This module will update you on helping patients with erectile dysfunction, including:
- What investigations to undertake
- The role of low testosterone
- The link between ED and diabetes
- Prosthetic options
Dr Noshi Narouz is a consultant in sexual health and HIV medicine at Crawley Hospital and the Spire Gatwick Park Hospital. He is the lead consultant of the psychosexual service and sexual dysfunction in West Sussex.
What investigations should we undertake in men presenting with erectile dysfunction (ED)?
According to current guidelines,1-4 basic investigations should include fasting blood glucose or HbA1c, lipid profile and fasting serum testosterone (testosterone levels should be measured between 8am and 11am).
Other tests (such as thyroid function tests, prolactin and PSA) will be directed by the history and examination. If serum total testosterone (TT) is low (less than 8nmol/l) or borderline (8-12nmol/l) repeat with serum FSH, LH and prolactin. If indicated, measure free testosterone (FT) to confirm TT measurements. Most patients do not need further investigations unless specifically indicated.
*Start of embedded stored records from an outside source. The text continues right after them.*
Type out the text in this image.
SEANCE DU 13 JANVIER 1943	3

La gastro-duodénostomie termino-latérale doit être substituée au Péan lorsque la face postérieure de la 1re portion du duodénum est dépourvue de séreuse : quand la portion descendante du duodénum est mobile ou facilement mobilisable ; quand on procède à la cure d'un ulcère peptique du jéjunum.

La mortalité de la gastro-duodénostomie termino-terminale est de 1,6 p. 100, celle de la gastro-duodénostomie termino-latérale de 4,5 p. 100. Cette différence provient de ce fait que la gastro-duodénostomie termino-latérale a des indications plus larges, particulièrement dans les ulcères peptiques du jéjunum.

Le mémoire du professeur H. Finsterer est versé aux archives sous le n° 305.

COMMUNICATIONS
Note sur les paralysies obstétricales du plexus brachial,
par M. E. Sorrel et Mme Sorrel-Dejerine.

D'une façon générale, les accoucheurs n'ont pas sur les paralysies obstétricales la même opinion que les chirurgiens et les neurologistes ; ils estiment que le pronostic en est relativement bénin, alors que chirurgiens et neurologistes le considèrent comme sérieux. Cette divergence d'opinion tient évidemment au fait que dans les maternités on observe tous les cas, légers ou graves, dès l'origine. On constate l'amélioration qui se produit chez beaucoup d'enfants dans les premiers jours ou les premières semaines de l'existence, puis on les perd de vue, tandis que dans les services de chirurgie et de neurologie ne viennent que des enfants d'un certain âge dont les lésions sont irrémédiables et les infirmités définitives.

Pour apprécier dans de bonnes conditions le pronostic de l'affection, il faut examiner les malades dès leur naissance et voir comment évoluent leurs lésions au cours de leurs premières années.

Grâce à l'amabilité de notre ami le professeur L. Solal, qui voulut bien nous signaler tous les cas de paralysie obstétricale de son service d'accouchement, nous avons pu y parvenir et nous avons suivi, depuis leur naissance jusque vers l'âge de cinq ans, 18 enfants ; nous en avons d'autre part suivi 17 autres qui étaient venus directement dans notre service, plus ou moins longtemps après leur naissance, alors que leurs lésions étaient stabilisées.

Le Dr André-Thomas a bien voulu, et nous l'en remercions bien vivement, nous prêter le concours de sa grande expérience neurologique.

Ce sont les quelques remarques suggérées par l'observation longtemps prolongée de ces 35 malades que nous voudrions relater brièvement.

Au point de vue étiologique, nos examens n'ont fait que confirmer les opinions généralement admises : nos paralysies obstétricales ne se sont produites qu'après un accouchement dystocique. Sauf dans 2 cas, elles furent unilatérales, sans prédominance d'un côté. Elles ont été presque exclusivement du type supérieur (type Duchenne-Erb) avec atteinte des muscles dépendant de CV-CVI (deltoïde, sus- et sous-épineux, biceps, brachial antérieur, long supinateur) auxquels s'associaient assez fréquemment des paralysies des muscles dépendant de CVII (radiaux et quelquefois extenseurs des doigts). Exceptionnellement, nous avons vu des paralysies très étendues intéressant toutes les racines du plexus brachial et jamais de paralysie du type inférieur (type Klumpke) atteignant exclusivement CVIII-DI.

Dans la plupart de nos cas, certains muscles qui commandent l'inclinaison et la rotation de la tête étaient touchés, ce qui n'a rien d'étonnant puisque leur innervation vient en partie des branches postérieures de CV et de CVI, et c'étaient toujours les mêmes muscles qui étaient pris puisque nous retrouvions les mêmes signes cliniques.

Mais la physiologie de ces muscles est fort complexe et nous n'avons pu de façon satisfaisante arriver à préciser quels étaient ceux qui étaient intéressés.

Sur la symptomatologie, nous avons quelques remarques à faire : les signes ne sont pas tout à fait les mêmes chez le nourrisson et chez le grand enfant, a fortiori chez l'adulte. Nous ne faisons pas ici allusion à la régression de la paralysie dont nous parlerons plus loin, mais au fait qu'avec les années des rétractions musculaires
Specialised diagnostic tests include nocturnal penile tumescence and rigidity, vascular testing, intracavernosal injection test, colour Doppler ultrasound and neurological tests – patients may require referral to specialist centres for these tests. These are usually indicated in patients with expected arterial or venous abnormality, those who have a history of trauma or surgery, and those with an abnormality of the penis or testes, or considered for surgical intervention. However, in most cases, these specialised diagnostic tests have little impact on the selection of therapeutic options.
Weight, BMI, blood pressure, heart rate and waist circumference, although not investigations, are important baseline measures, and are worth noting.